Growing business needs more room

The Homer Advisory Planning Commission voted against the conditional use permit to build a childcare facility at 560 Noview. I, like everyone else, feel childcare is important. I feel my neighbors and I are important in the community also. I would like it to be noticed that the plan was for a childcare/preschool facility, six-car unpaved parking lot and playground, all on a 75-foot wide lot, all five feet from my home. I live in an urban residential zoned area, the less than quarter acre lots were designed for residential homes. 

Small Pond childcare is currently in a residential/business zone on more than half an acre, on a corner lot. What had been planned was too large for the small lot at 560 Noview,  partially evidenced by the fact that 750 square feet of the  playground would have been in the utility easement. 

The home values in the area also would have plummeted. 

I did say it would be noisy, how could it not be, 12 hours a day cars coming and going, parking spilling out on to the street, children playing, the extreme close proximity to my home and neighboring properties. When asked by the commissioners if she would consider a wooden fence, Ms.
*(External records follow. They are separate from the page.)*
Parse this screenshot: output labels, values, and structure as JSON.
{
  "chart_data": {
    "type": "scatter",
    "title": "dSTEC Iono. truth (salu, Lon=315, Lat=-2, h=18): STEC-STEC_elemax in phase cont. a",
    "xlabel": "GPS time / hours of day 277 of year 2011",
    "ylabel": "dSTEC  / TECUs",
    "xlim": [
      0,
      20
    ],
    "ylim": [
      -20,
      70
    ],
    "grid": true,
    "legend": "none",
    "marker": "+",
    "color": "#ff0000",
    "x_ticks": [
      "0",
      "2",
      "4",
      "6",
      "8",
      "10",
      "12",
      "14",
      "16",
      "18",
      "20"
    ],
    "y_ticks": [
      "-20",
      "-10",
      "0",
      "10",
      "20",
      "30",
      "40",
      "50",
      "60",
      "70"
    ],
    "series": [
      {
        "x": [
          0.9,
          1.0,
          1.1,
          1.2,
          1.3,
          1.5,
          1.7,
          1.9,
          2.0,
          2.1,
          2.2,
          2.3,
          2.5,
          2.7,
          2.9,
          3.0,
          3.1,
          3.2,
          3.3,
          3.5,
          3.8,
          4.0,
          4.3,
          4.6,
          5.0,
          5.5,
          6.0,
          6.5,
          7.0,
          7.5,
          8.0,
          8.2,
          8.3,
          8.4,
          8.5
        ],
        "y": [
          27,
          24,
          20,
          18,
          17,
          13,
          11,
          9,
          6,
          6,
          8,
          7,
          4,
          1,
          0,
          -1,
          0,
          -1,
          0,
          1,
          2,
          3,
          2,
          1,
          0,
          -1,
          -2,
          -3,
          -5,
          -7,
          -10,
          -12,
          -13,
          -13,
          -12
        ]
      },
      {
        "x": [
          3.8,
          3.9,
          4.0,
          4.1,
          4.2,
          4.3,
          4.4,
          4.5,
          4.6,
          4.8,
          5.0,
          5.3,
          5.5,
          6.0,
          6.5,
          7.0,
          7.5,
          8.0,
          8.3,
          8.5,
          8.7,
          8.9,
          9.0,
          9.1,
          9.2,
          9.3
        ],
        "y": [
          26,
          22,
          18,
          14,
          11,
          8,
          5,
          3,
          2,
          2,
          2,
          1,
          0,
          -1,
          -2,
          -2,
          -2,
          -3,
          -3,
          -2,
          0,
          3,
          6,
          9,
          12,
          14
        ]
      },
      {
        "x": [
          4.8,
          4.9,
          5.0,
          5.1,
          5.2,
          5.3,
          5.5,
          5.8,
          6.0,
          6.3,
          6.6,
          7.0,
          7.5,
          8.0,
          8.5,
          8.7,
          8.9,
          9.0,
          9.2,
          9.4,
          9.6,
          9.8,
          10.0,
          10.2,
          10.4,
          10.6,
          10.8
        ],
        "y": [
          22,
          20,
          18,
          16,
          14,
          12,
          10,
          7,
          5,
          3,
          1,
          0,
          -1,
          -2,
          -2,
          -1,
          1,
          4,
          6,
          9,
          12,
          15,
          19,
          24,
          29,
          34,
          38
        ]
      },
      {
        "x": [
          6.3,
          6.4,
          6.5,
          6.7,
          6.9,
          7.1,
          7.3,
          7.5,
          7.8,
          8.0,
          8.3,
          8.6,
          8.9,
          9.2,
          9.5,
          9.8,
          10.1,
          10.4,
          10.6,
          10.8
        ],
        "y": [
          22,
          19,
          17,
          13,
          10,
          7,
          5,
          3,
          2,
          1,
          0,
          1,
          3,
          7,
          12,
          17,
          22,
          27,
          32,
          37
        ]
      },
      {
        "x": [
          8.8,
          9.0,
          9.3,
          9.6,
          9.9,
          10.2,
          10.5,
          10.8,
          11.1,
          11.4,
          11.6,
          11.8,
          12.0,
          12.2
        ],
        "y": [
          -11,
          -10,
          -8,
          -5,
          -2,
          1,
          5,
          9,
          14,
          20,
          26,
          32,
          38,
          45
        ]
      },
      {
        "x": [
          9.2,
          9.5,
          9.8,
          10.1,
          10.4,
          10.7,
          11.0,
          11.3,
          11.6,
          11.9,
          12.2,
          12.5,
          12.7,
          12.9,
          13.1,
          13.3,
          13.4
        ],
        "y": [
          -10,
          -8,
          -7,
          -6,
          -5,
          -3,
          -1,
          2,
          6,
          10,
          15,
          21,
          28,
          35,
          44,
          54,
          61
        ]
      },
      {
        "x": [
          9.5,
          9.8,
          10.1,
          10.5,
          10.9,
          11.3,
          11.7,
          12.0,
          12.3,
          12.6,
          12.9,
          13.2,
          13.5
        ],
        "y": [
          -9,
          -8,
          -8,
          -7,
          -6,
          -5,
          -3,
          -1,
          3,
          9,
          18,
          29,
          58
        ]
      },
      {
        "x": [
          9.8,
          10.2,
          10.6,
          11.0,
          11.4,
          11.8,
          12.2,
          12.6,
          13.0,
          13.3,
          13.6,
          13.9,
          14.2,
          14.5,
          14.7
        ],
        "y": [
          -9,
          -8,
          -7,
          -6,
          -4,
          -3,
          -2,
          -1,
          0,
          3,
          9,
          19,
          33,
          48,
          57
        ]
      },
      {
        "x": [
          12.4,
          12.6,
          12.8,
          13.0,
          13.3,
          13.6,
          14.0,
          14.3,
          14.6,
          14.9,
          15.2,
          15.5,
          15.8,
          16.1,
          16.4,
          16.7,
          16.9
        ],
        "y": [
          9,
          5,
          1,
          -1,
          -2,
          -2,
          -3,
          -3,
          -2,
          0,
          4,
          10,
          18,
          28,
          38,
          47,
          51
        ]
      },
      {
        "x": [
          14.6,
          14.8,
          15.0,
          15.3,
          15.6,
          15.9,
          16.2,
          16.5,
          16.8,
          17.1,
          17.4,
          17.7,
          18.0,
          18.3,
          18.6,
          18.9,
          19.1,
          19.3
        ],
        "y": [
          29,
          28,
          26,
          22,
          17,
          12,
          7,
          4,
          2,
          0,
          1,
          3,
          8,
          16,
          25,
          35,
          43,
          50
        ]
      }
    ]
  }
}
Webster said she would like to stay with her short rope netting she has at her current location. 

We look forward to one day having a neighbor on that lot, we expect there will be the normal amount of noise from a family. The noise and traffic of a small  school with numerous children and adults however is not appropriate for this small urban residential street. This isn’t Mom watching a few children in her home; it’s an obviously successful, growing business. 

I feel this high traffic childcare/preschool facility, with many children and several employees, would be better suited in a business area, on a larger lot, that could accommodate the large number of children, adults and vehicles coming and going 12 hours a day.